Hingga hari kedua masa berkabung nasional, publik belum melihat batang hidung Mojtaba Khamenei, putra dari mendiang pemimpin tertinggi yang digadang-gadang sebagai penerus takhta. Ketidakhadirannya memicu spekulasi liar di kalangan analis politik internasional mengenai stabilitas internal rezim. Keheningan dari pihak keluarga inti ini kontras dengan riuhnya jutaan orang yang turun ke jalan demi memberikan penghormatan terakhir.
Misteri Ketidakhadiran Mojtaba Khamenei di Tengah Krisis
Absennya Mojtaba dalam prosesi publik menimbulkan tanda tanya besar mengenai proses transisi kekuasaan di Iran. Sebagai sosok yang selama ini mengendalikan banyak urusan di balik layar, Mojtaba seharusnya berdiri di garda terdepan untuk mengonsolidasikan dukungan. Para pengamat mencatat beberapa poin krusial terkait situasi ini:
- Potensi keretakan di internal Majelis Ahli (Assembly of Experts) dalam menentukan legitimasi penerus.
- Kekhawatiran akan keamanan pribadi Mojtaba pasca serangan yang menewaskan ayahnya.
- Sinyalemen adanya perebutan pengaruh antara faksi militer Garda Revolusi (IRGC) dengan kelompok klerus tradisional.
- Upaya taktis untuk menghindari sorotan publik sebelum pengumuman resmi suksesi dilakukan.
Analisis Dampak Regional dan Seruan Balas Dendam
Sentimen anti-asing menguat tajam seiring dengan narasi ‘balas dendam’ yang terus digaungkan oleh para petinggi militer di lokasi pemakaman. Iran kini berada pada persimpangan jalan yang sangat berbahaya. Jika suksesi tidak berjalan mulus, ketidakstabilan di Teheran diprediksi akan merembet ke proksi-proksi mereka di Timur Tengah. Peneliti senior dari Reuters Middle East menyebutkan bahwa kekosongan kekuasaan ini adalah ujian terberat bagi Republik Islam sejak revolusi 1979.
Pemerintah transisi saat ini berusaha meredam gejolak dengan menjanjikan investigasi menyeluruh.
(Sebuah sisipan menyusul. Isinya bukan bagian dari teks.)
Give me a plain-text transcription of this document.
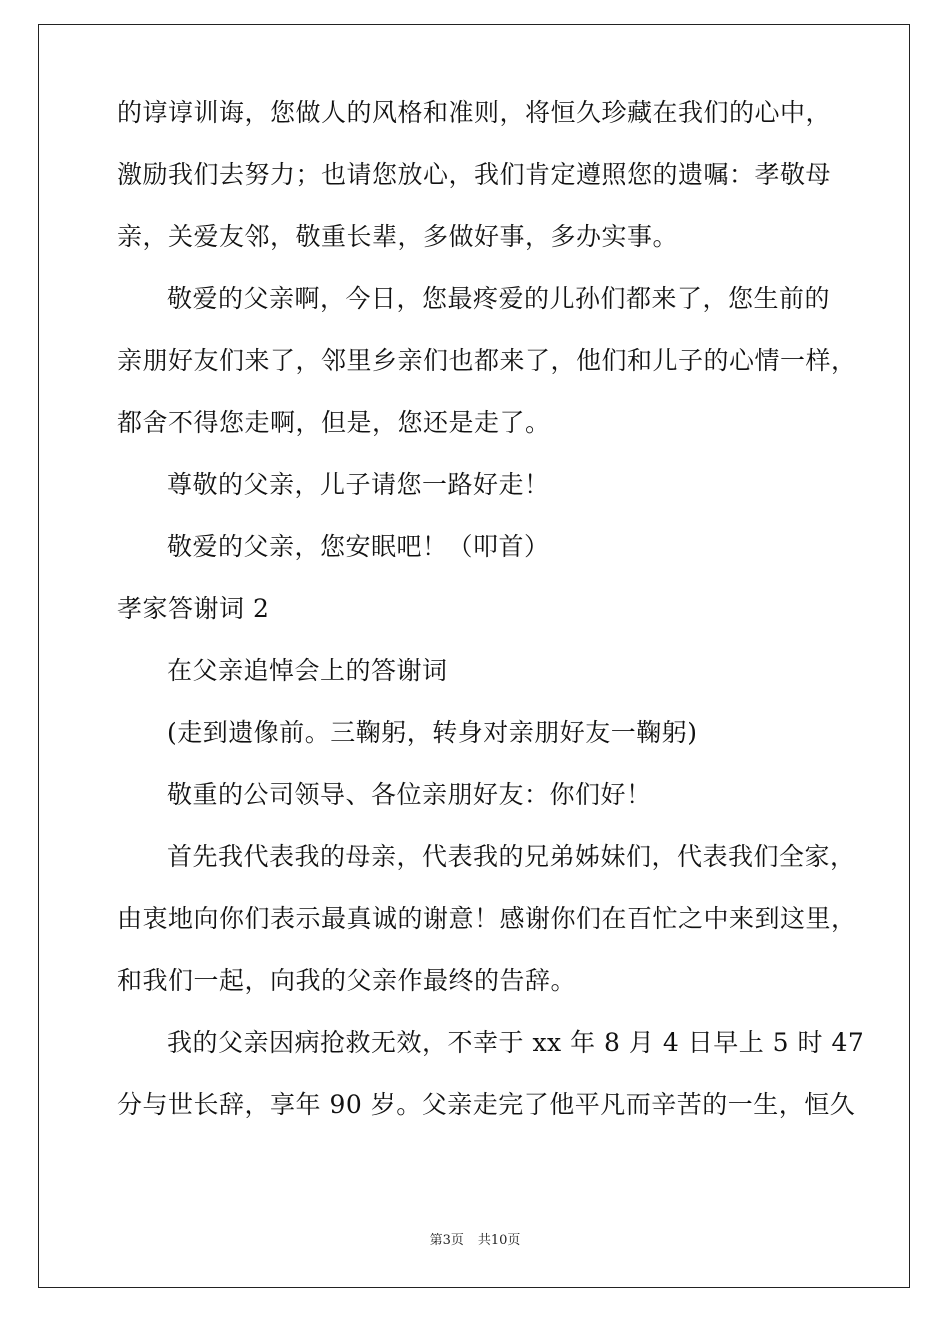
的谆谆训诲，您做人的风格和准则，将恒久珍藏在我们的心中，
激励我们去努力；也请您放心，我们肯定遵照您的遗嘱：孝敬母
亲，关爱友邻，敬重长辈，多做好事，多办实事。
敬爱的父亲啊，今日，您最疼爱的儿孙们都来了，您生前的
亲朋好友们来了，邻里乡亲们也都来了，他们和儿子的心情一样，
都舍不得您走啊，但是，您还是走了。
尊敬的父亲，儿子请您一路好走！
敬爱的父亲，您安眠吧！（叩首）
孝家答谢词 2
在父亲追悼会上的答谢词
(走到遗像前。三鞠躬，转身对亲朋好友一鞠躬)
敬重的公司领导、各位亲朋好友：你们好！
首先我代表我的母亲，代表我的兄弟姊妹们，代表我们全家，
由衷地向你们表示最真诚的谢意！感谢你们在百忙之中来到这里，
和我们一起，向我的父亲作最终的告辞。
我的父亲因病抢救无效，不幸于 xx 年 8 月 4 日早上 5 时 47
分与世长辞，享年 90 岁。父亲走完了他平凡而辛苦的一生，恒久
第3页 共10页
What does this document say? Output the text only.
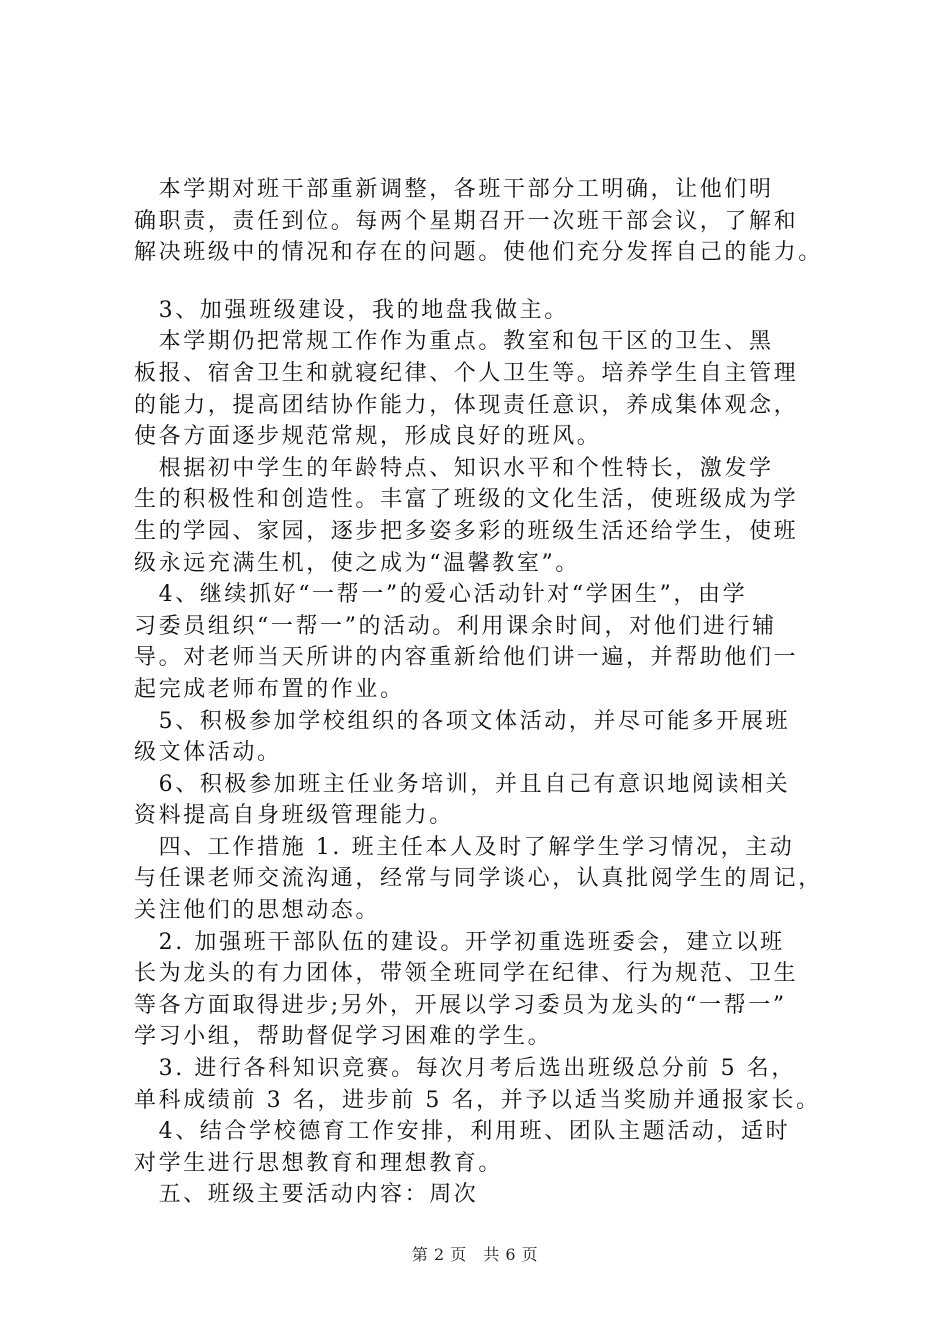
　本学期对班干部重新调整，各班干部分工明确，让他们明
确职责，责任到位。每两个星期召开一次班干部会议，了解和
解决班级中的情况和存在的问题。使他们充分发挥自己的能力。
　3、加强班级建设，我的地盘我做主。
　本学期仍把常规工作作为重点。教室和包干区的卫生、黑
板报、宿舍卫生和就寝纪律、个人卫生等。培养学生自主管理
的能力，提高团结协作能力，体现责任意识，养成集体观念，
使各方面逐步规范常规，形成良好的班风。
　根据初中学生的年龄特点、知识水平和个性特长，激发学
生的积极性和创造性。丰富了班级的文化生活，使班级成为学
生的学园、家园，逐步把多姿多彩的班级生活还给学生，使班
级永远充满生机，使之成为“温馨教室”。
　4、继续抓好“一帮一”的爱心活动针对“学困生”，由学
习委员组织“一帮一”的活动。利用课余时间，对他们进行辅
导。对老师当天所讲的内容重新给他们讲一遍，并帮助他们一
起完成老师布置的作业。
　5、积极参加学校组织的各项文体活动，并尽可能多开展班
级文体活动。
　6、积极参加班主任业务培训，并且自己有意识地阅读相关
资料提高自身班级管理能力。
　四、工作措施 1. 班主任本人及时了解学生学习情况，主动
与任课老师交流沟通，经常与同学谈心，认真批阅学生的周记，
关注他们的思想动态。
　2. 加强班干部队伍的建设。开学初重选班委会，建立以班
长为龙头的有力团体，带领全班同学在纪律、行为规范、卫生
等各方面取得进步;另外，开展以学习委员为龙头的“一帮一”
学习小组，帮助督促学习困难的学生。
　3. 进行各科知识竞赛。每次月考后选出班级总分前 5 名，
单科成绩前 3 名，进步前 5 名，并予以适当奖励并通报家长。
　4、结合学校德育工作安排，利用班、团队主题活动，适时
对学生进行思想教育和理想教育。
　五、班级主要活动内容：周次
第 2 页　共 6 页
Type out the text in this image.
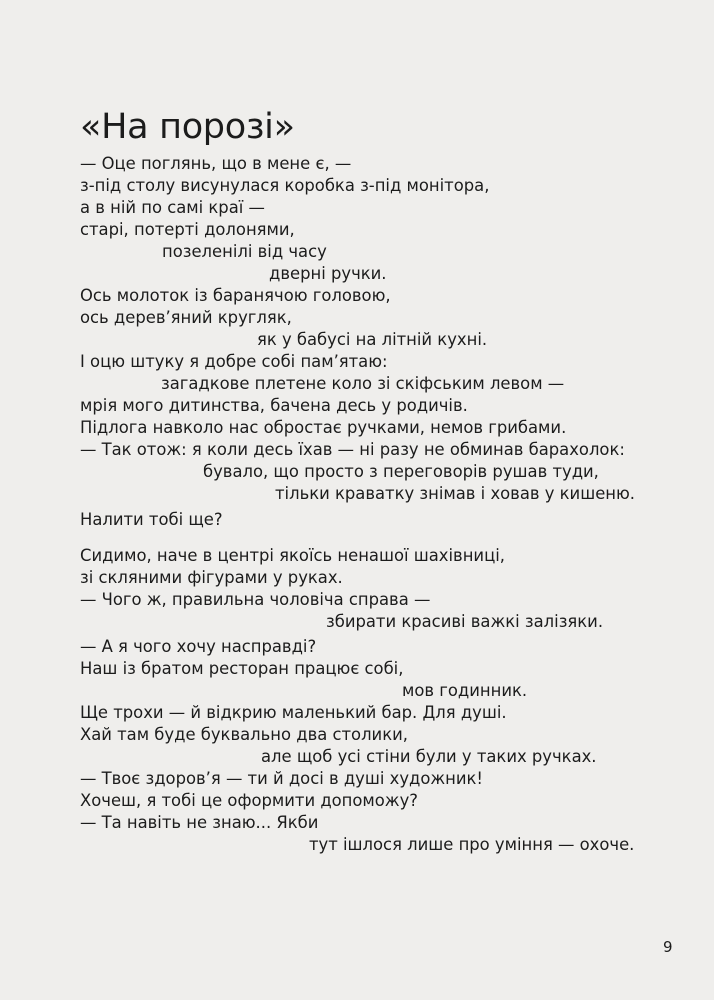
«На порозі»
— Оце поглянь, що в мене є, —
з-під столу висунулася коробка з-під монітора,
а в ній по самі краї —
старі, потерті долонями,
позеленілі від часу
дверні ручки.
Ось молоток із баранячою головою,
ось дерев’яний кругляк,
як у бабусі на літній кухні.
І оцю штуку я добре собі пам’ятаю:
загадкове плетене коло зі скіфським левом —
мрія мого дитинства, бачена десь у родичів.
Підлога навколо нас обростає ручками, немов грибами.
— Так отож: я коли десь їхав — ні разу не обминав барахолок:
бувало, що просто з переговорів рушав туди,
тільки краватку знімав і ховав у кишеню.
Налити тобі ще?
Сидимо, наче в центрі якоїсь ненашої шахівниці,
зі скляними фігурами у руках.
— Чого ж, правильна чоловіча справа —
збирати красиві важкі залізяки.
— А я чого хочу насправді?
Наш із братом ресторан працює собі,
мов годинник.
Ще трохи — й відкрию маленький бар. Для душі.
Хай там буде буквально два столики,
але щоб усі стіни були у таких ручках.
— Твоє здоров’я — ти й досі в душі художник!
Хочеш, я тобі це оформити допоможу?
— Та навіть не знаю... Якби
тут ішлося лише про уміння — охоче.
9
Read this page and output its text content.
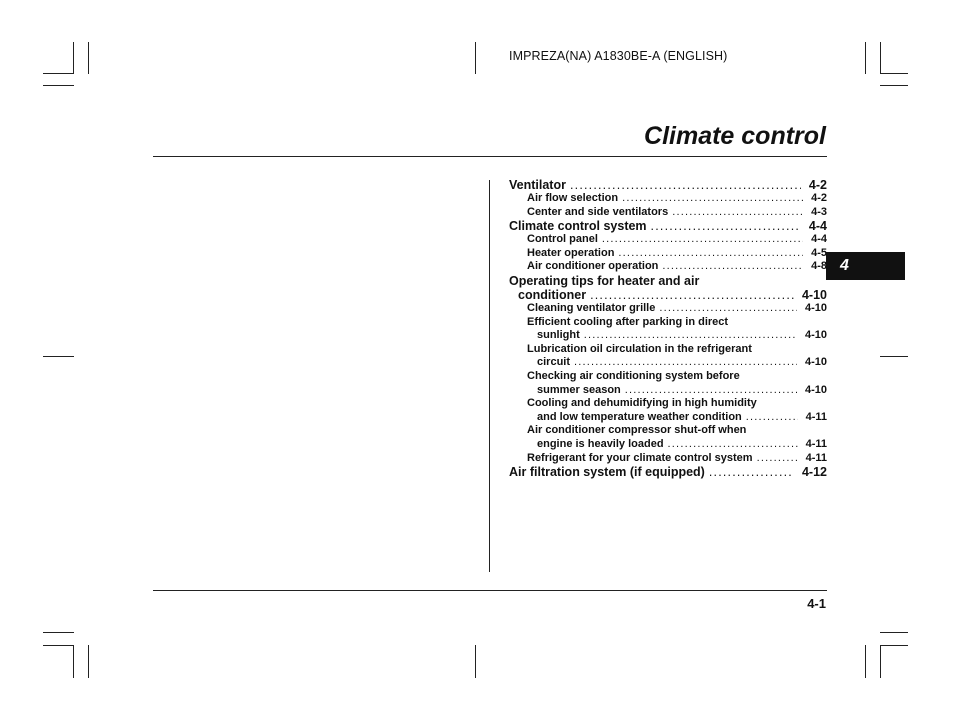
IMPREZA(NA) A1830BE-A (ENGLISH)
Climate control
4
Ventilator .....	4-2
Air flow selection .....	4-2
Center and side ventilators .....	4-3
Climate control system .....	4-4
Control panel .....	4-4
Heater operation .....	4-5
Air conditioner operation .....	4-8
Operating tips for heater and air
conditioner .....	4-10
Cleaning ventilator grille .....	4-10
Efficient cooling after parking in direct
sunlight .....	4-10
Lubrication oil circulation in the refrigerant
circuit .....	4-10
Checking air conditioning system before
summer season .....	4-10
Cooling and dehumidifying in high humidity
and low temperature weather condition .....	4-11
Air conditioner compressor shut-off when
engine is heavily loaded .....	4-11
Refrigerant for your climate control system .....	4-11
Air filtration system (if equipped) .....	4-12
4-1
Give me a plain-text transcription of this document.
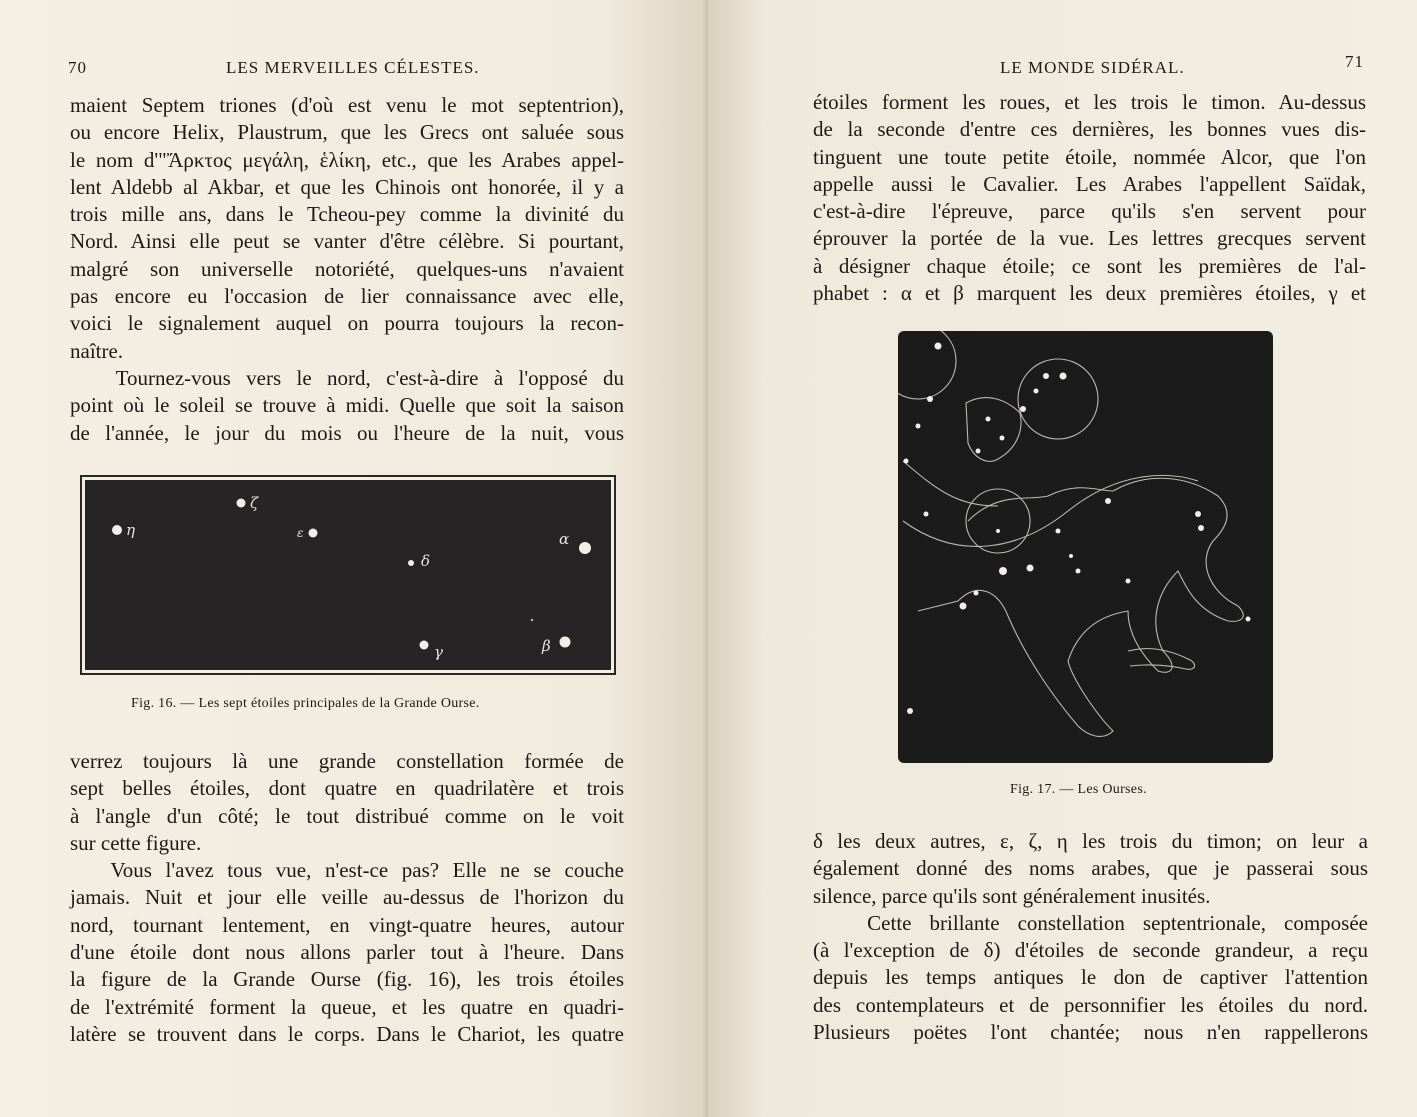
70	LES MERVEILLES CÉLESTES.
maient Septem triones (d'où est venu le mot septentrion),
ou encore Helix, Plaustrum, que les Grecs ont saluée sous
le nom d'"Ἄρκτος μεγάλη, ἑλίκη, etc., que les Arabes appel-
lent Aldebb al Akbar, et que les Chinois ont honorée, il y a
trois mille ans, dans le Tcheou-pey comme la divinité du
Nord. Ainsi elle peut se vanter d'être célèbre. Si pourtant,
malgré son universelle notoriété, quelques-uns n'avaient
pas encore eu l'occasion de lier connaissance avec elle,
voici le signalement auquel on pourra toujours la recon-
naître.
Tournez-vous vers le nord, c'est-à-dire à l'opposé du
point où le soleil se trouve à midi. Quelle que soit la saison
de l'année, le jour du mois ou l'heure de la nuit, vous
η
ζ
ε
δ
α
γ	β
Fig. 16. — Les sept étoiles principales de la Grande Ourse.
verrez toujours là une grande constellation formée de
sept belles étoiles, dont quatre en quadrilatère et trois
à l'angle d'un côté; le tout distribué comme on le voit
sur cette figure.
Vous l'avez tous vue, n'est-ce pas? Elle ne se couche
jamais. Nuit et jour elle veille au-dessus de l'horizon du
nord, tournant lentement, en vingt-quatre heures, autour
d'une étoile dont nous allons parler tout à l'heure. Dans
la figure de la Grande Ourse (fig. 16), les trois étoiles
de l'extrémité forment la queue, et les quatre en quadri-
latère se trouvent dans le corps. Dans le Chariot, les quatre
LE MONDE SIDÉRAL.	71
étoiles forment les roues, et les trois le timon. Au-dessus
de la seconde d'entre ces dernières, les bonnes vues dis-
tinguent une toute petite étoile, nommée Alcor, que l'on
appelle aussi le Cavalier. Les Arabes l'appellent Saïdak,
c'est-à-dire l'épreuve, parce qu'ils s'en servent pour
éprouver la portée de la vue. Les lettres grecques servent
à désigner chaque étoile; ce sont les premières de l'al-
phabet : α et β marquent les deux premières étoiles, γ et
Fig. 17. — Les Ourses.
δ les deux autres, ε, ζ, η les trois du timon; on leur a
également donné des noms arabes, que je passerai sous
silence, parce qu'ils sont généralement inusités.
Cette brillante constellation septentrionale, composée
(à l'exception de δ) d'étoiles de seconde grandeur, a reçu
depuis les temps antiques le don de captiver l'attention
des contemplateurs et de personnifier les étoiles du nord.
Plusieurs poëtes l'ont chantée; nous n'en rappellerons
Namun, massa yang marah tampaknya tidak puas hanya dengan janji diplomatik. Mereka menginginkan tindakan nyata terhadap pihak-pihak yang dianggap bertanggung jawab atas kematian Ali Khamenei. Hal ini sejalan dengan laporan kami sebelumnya mengenai eskalasi ketegangan di perbatasan Iran yang terjadi sesaat setelah insiden Februari tersebut meletus.
Masa Depan Iran Tanpa Figur Sentral
Kematian Ali Khamenei menandai berakhirnya sebuah era panjang dalam politik Iran. Tanpa figur karismatik yang mampu menyatukan berbagai faksi, Iran berisiko jatuh ke dalam polarisasi yang lebih dalam. Struktur kekuasaan yang selama ini sangat sentralistik kini dipaksa untuk beradaptasi dengan cepat. Keberhasilan atau kegagalan Iran dalam melewati masa kritis ini akan sangat bergantung pada siapa yang akhirnya memegang kendali di Teheran.
Masyarakat internasional kini terus memantau setiap pergerakan di Teheran. Apakah Mojtaba akan muncul untuk mengambil alih tongkat estafet, ataukah Iran akan melahirkan model kepemimpinan kolektif yang baru? Yang pasti, gema suara ‘balas dendam’ di jalanan Teheran menunjukkan bahwa luka akibat kehilangan ini belum akan sembuh dalam waktu dekat.